Deb:
I'm very familiar with the terrible position you're in with your IL's, and I'm so sorry this is happening.
They have contact with your children, and you can't protect them, or be there to explain the polorized statements that cause so much confusion and chaos. The IL's erroneous statements don't add up, but it's difficult for our children to keep focus of such difficult truths.....
that their fathers weren't there for them, and that the paternal side of the family is misrepresenting the truth for their own personal reasons.
It does sound like your kiddos are very smart about this, even though it's painful for them to go through..... you've done a good job, Mom.
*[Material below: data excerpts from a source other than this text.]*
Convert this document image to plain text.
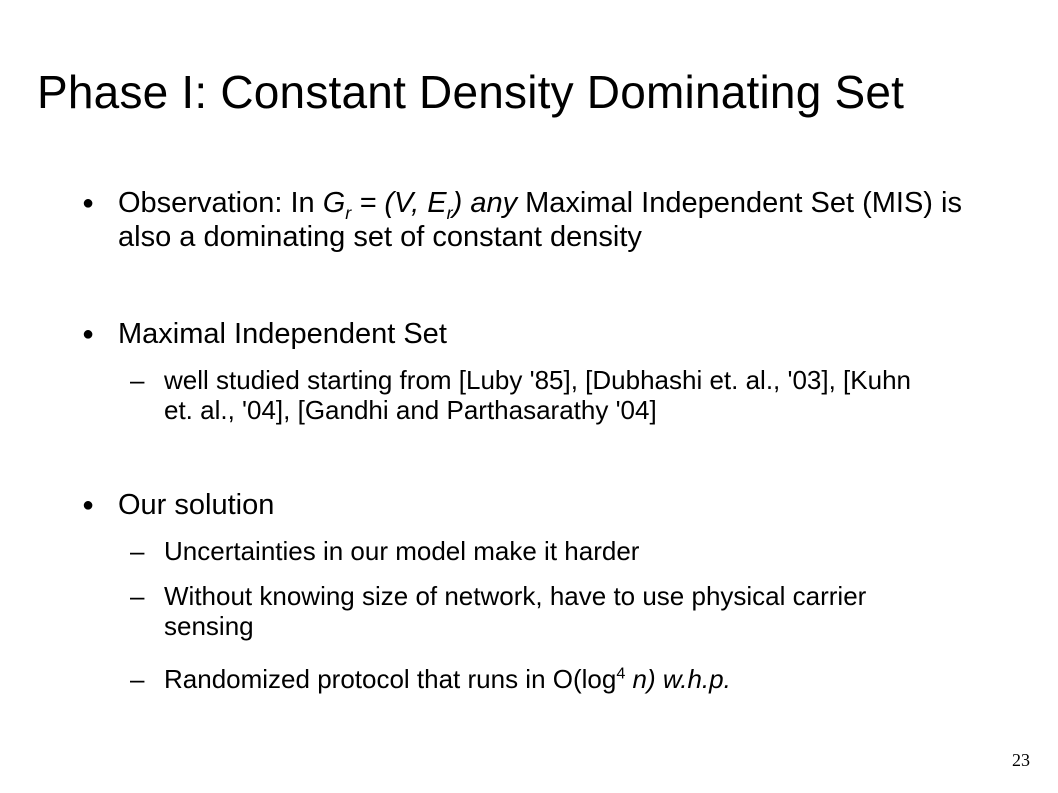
Phase I: Constant Density Dominating Set
● Observation: In $G_r = (V$, $E_r$) any Maximal Independent Set (MIS) is also a dominating set of constant density
● Maximal Independent Set
– well studied starting from [Luby '85], [Dubhashi et. al., '03], [Kuhn et. al., '04], [Gandhi and Parthasarathy '04]
● Our solution
– Uncertainties in our model make it harder
– Without knowing size of network, have to use physical carrier sensing
– Randomized protocol that runs in $O(\log^4$ n) w.h.p.
23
My children know what's what, but they're completely blindsided by out and out name calling and statements that are untrue and hurtful about me. I'm trying to make sure the IL's don't have my children alone, behind closed doors any more where they can poison them at will. My children are still pretty young, and I'd prefer to save the harder truths for 5 years down the road, if possible as I never wanted my children to connect the terrible PD behaviors of their father/paternal side of the family to my children's sense of worthiness.
Their father didn't behave like a loving father, bc he wasn't a loving father, but I'd prefer to say he was "sick" and leave it at that for a while longer. Till after puberty, in fact, but my IL's are forcing my hand.
If you don't mind my asking, what do you feel you did spot on right with your children after your h went to prison, and what would you have done differently in regard to sharing information and explaining things to your children? What would you change about those conversations, if anything?
I'm so sorry your children are hurting, and that it's difficult to shelter them from pain.